Raising the debt ceiling is not a new thing. Neither is voting along party lines. It was raised yearly during G.W. Bush's term from 2002 to 2007. I have not seen any of the Conservatives, now upset about the deficit, questioned about these increases and why they used to support them.
This is from a blog post by Donny Shaw for Open Congress (italics for text underlined by the author)

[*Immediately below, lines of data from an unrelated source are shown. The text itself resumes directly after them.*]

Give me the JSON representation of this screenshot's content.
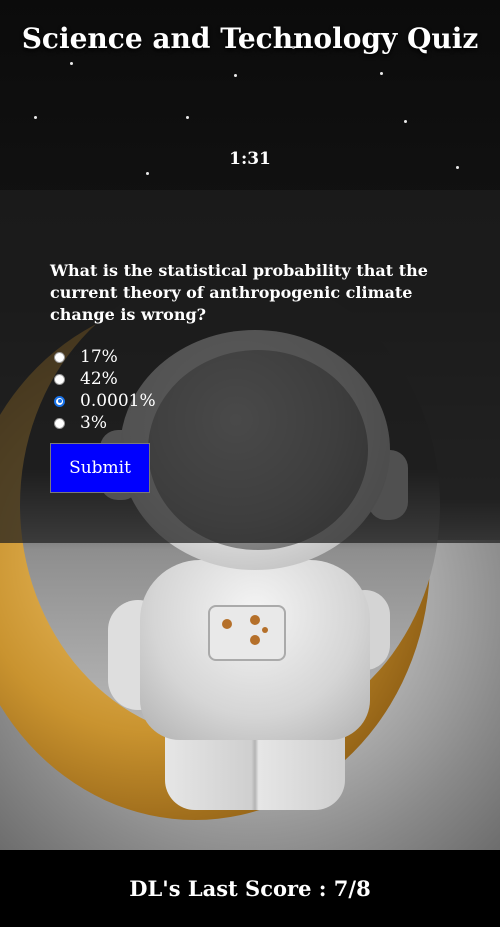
{
  "header": {
    "title": "Science and Technology Quiz",
    "timer": "1:31"
  },
  "quiz": {
    "question": "What is the statistical probability that the current theory of anthropogenic climate change is wrong?",
    "options": [
      {
        "label": "17%",
        "selected": false
      },
      {
        "label": "42%",
        "selected": false
      },
      {
        "label": "0.0001%",
        "selected": true
      },
      {
        "label": "3%",
        "selected": false
      }
    ],
    "submit_label": "Submit"
  },
  "footer": {
    "score_text": "DL's Last Score : 7/8"
  },
  "colors": {
    "submit_bg": "#0000ff",
    "radio_selected": "#1a73e8",
    "footer_bg": "#000000"
  }
}
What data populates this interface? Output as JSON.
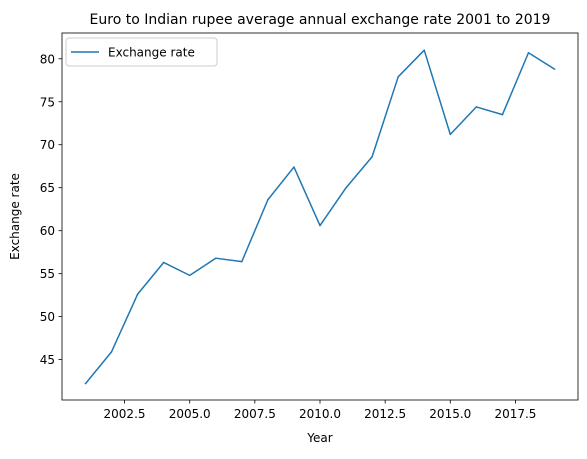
{
  "chart_data": {
    "type": "line",
    "title": "Euro to Indian rupee average annual exchange rate 2001 to 2019",
    "xlabel": "Year",
    "ylabel": "Exchange rate",
    "xlim": [
      2000.1,
      2019.9
    ],
    "ylim": [
      40.3,
      83.0
    ],
    "xticks": [
      2002.5,
      2005.0,
      2007.5,
      2010.0,
      2012.5,
      2015.0,
      2017.5
    ],
    "xtick_labels": [
      "2002.5",
      "2005.0",
      "2007.5",
      "2010.0",
      "2012.5",
      "2015.0",
      "2017.5"
    ],
    "yticks": [
      45,
      50,
      55,
      60,
      65,
      70,
      75,
      80
    ],
    "ytick_labels": [
      "45",
      "50",
      "55",
      "60",
      "65",
      "70",
      "75",
      "80"
    ],
    "grid": false,
    "legend_position": "top-left",
    "series": [
      {
        "name": "Exchange rate",
        "color": "#1f77b4",
        "x": [
          2001,
          2002,
          2003,
          2004,
          2005,
          2006,
          2007,
          2008,
          2009,
          2010,
          2011,
          2012,
          2013,
          2014,
          2015,
          2016,
          2017,
          2018,
          2019
        ],
        "y": [
          42.2,
          45.9,
          52.6,
          56.3,
          54.8,
          56.8,
          56.4,
          63.6,
          67.4,
          60.6,
          65.0,
          68.6,
          77.9,
          81.0,
          71.2,
          74.4,
          73.5,
          80.7,
          78.8
        ]
      }
    ]
  }
}
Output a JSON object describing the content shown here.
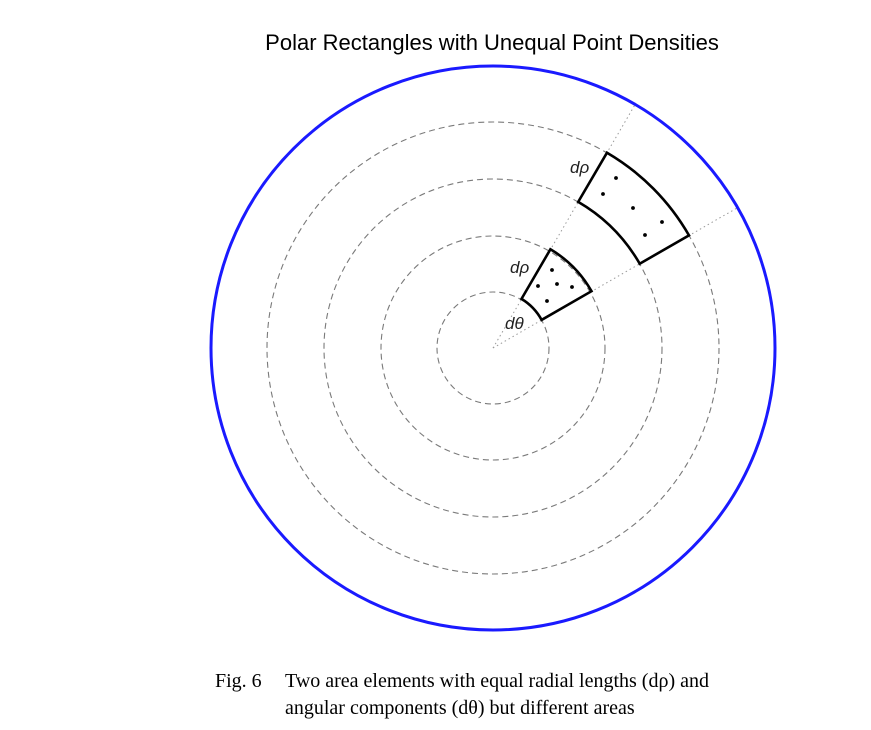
{
  "title": "Polar Rectangles with Unequal Point Densities",
  "caption": {
    "number": "Fig. 6",
    "line1": "Two area elements with equal radial lengths (dρ) and",
    "line2": "angular components (dθ) but different areas"
  },
  "labels": {
    "drho_outer": "dρ",
    "drho_inner": "dρ",
    "dtheta": "dθ"
  },
  "colors": {
    "outer_circle": "#1a1aff",
    "dashed_circles": "#7a7a7a",
    "element_outline": "#000000",
    "radial_lines": "#9a9a9a"
  }
}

A Brief History of Debt Limit Votes in the House
We already know that the House Republicans support increasing the debt limit. All but four of them recently voted in favor of a budget blueprint that calls for adding $9 trillion to the debt subject to limit over the next decade. Yet somehow they have convinced Obama and the Democrats that they have to get something in return, like spending cuts that make tax increases less likely, in exchange for actually voting for the debt limit increase they’ve already endorsed.
Shaw has a great
chart with the amount of the debt limit and how House Republicans voted on it from 1997 to 2009. Also if you follow the numbers of votes on the chart they link to how both parties voted. For example, in 2003 all but one Democrat voted against raising the debt ceiling (knowing they were in the minority), but it was carried by the Republican majority.
Some quotes from a CRS (Congressional Research Service) Report prepared for Congress. This is a link to a chart showing the changes in the amount of the deficit from the report. It shows that the debt limit was not raised from 1997 to 2001.
The Debt Limit Issue in 2002
Accumulating debt in government accounts produced most of the pressure on the debt limit that occurred early in 2002. As deficits reemerged in FY2002, increases in debt held by the public added to the pressure on the debt limit in the spring of 2002. During the four fiscal years with surpluses (FY1998-FY2001), the increases in federally held debt and decreases in debt held by the public produced a net increase of $405 billion in total debt subject to limit. At the beginning of FY2002 (October 1, 2001), debt subject to limit was within $217 billion of the existing $5.95 trillion debt limit.20 Between then and the end of May 2002, debt subject to limit increased by another $217 billion, divided between a $117 billion increase in debt held by government accounts and a $100 billion increase in debt held by the public, putting the debt close to the $5.95 trillion limit.
In the fall of 2001, the Administration recognized that a deteriorating budget outlook and continued growth in debt held by government accounts were likely to lead to the debt limit soon being reached. In early December 2001, it asked Congress to raise the debt limit by $750 billion to $6.7 trillion. As the debt moved closer to and reached the debt limit over the first six months of FY2002, the Administration asked Congress repeatedly to increase the debt limit, warning of adverse financial consequences were the limit not raised.
Why isn't anyone looking at all the deficit spending during the Bush years? Maybe because the spending was for the Bush tax cut class.